|
Wątek:
|
Tatry: wycieczki musi prowadzić licencjonowany przewodnik
|
Autor:
|
Czytelnik IP 87.99.0.*
|
Data wysłania:
|
2011-02-17 10:24
|
Temat:
|
Tatry: wycieczki musi prowadzić licencjonowany przewodnik
|
Treść:
|
Twierdzisz, że licencjonowany przewodnik zawsze daje poczucie większego bezpieczeństwa oraz wiedzy? Niestety nie zawsze. Moja znajoma wynajęła wiosną zeszłego roku licencjonowanego przewodnika sudeckiego aby poprowadził szkolną wycieczkę szlakami Grzbietu Lasockiego w Sudetach, bo taki jest formalny wymóg. Tak ich poprowadził, że zgubił szlak, zabłądził i weszli w jakieś chaszcze. Tylko dzięki dobrej znajomości terenu i zdolności orientacji moja koleżanka sprowadziła swoich uczniów razem z tym przewodnikiem z powrotem na właściwą drogę... By poradziła sobie bez niego, a tak przez taki idiotyczny przepis miała z nim tylko kłopoty. Tak więc bezwzględny wymóg posiadania przewodnika przez grupy jest szkodliwy, bo jeśli nauczyciel dajmy na to jest doświadczonym przodownikiem turystyki górskiej PTTK, to sobie da radę o wiele lepiej, niż licencjonowany przewodnik, który przeważnie specjalizuje się w obsłudze wycieczek autokarowych, a jego kontakt z górami ogranicza się do "boiska spacerowego" w pobliżu wyciągu lub wejścia na zabezpieczone skalne punkty widokowe w pobliżu parkingu. Tak samo nonsensowny jest wymóg wynajęcia przewodnika dla wycieczki trasami spacerowymi po dolinkach tatrzańskich.
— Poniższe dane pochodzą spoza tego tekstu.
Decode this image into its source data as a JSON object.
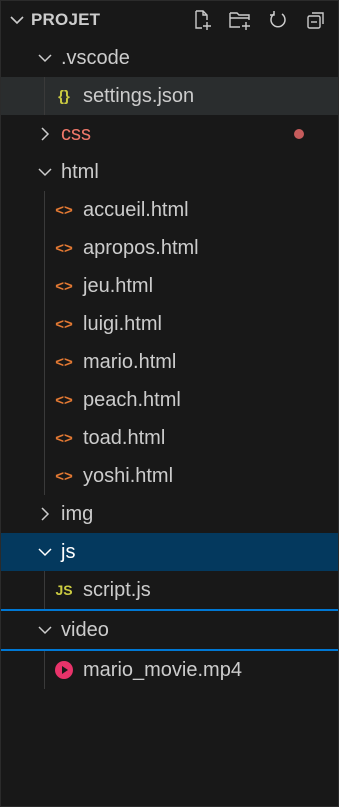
{
  "explorer": {
    "title": "PROJET",
    "actions": [
      {
        "name": "new-file-icon"
      },
      {
        "name": "new-folder-icon"
      },
      {
        "name": "refresh-icon"
      },
      {
        "name": "collapse-all-icon"
      }
    ]
  },
  "tree": {
    "vscode": {
      "label": ".vscode",
      "children": [
        {
          "label": "settings.json",
          "icon": "json-braces-icon",
          "icon_text": "{}",
          "icon_color": "#cbcb41"
        }
      ]
    },
    "css": {
      "label": "css",
      "color": "#f0786a",
      "dot_color": "#c65c5c"
    },
    "html": {
      "label": "html",
      "children": [
        {
          "label": "accueil.html"
        },
        {
          "label": "apropos.html"
        },
        {
          "label": "jeu.html"
        },
        {
          "label": "luigi.html"
        },
        {
          "label": "mario.html"
        },
        {
          "label": "peach.html"
        },
        {
          "label": "toad.html"
        },
        {
          "label": "yoshi.html"
        }
      ],
      "icon_text": "<>",
      "icon_color": "#e37933"
    },
    "img": {
      "label": "img"
    },
    "js": {
      "label": "js",
      "children": [
        {
          "label": "script.js",
          "icon_text": "JS",
          "icon_color": "#cbcb41"
        }
      ]
    },
    "video": {
      "label": "video",
      "children": [
        {
          "label": "mario_movie.mp4",
          "icon_color": "#e8336a"
        }
      ]
    }
  },
  "colors": {
    "background": "#181818",
    "selected_soft": "#2a2d2e",
    "selected_strong": "#04395e",
    "focus": "#0078d4",
    "text": "#cccccc"
  }
}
Widać tu wyraźnie, że lobby przewodnickiemu nie chodzi tak naprawdę o prawo czy odpowiedzialność. Chodzi o to, żeby wycisnąć jak najwięcej korzyści dla wzajemnie popierającej się grupy interesu. Dla lobby przewodnickiego nie są bowiem problemem wypady w góry zupełnie niedoświadczonych i pozbawionych opieki (a często podpitych małolatów) - jak narozrabiają, nabazgrają sprayem po skałach albo się im coś stanie, to przecież nie ich sprawa. Dla tegoż lobby podstawowym problemem są wycieczki pod opieką doświadczonych i zapalonych turystów, jacy się jeszcze uchowali bez uiszczenia haraczu na rzecz tych panów. Stąd kuriozalny zakaz chodzenia nawet latem (!!!) bez przewodnika po takich turystycznie łatwych górach jak Beskidy czy Sudety.
Wynajmowanie licencjonowanego przewodnika powinno być wynikiem woli turystów, a nie administracyjnego przymusu, no może z wyjątkiem wycieczek typu grupa dzieci zimą w wyższych partiach gór lub do obiektów zamkniętych, gdzie dla porządku i bezpieczeństwa zbiorów muzealnych ruch zwiedzających musi być limitowany. W żadnym razie nie powinny to być całe obszary aglomeracji miejskich, parków narodowych i krajobrazowych. O tym kto poprowadzi grupę powinni decydować sami turyści, a w przypadku wycieczek szkolnych dyrekcja szkoły wraz z rodzicami.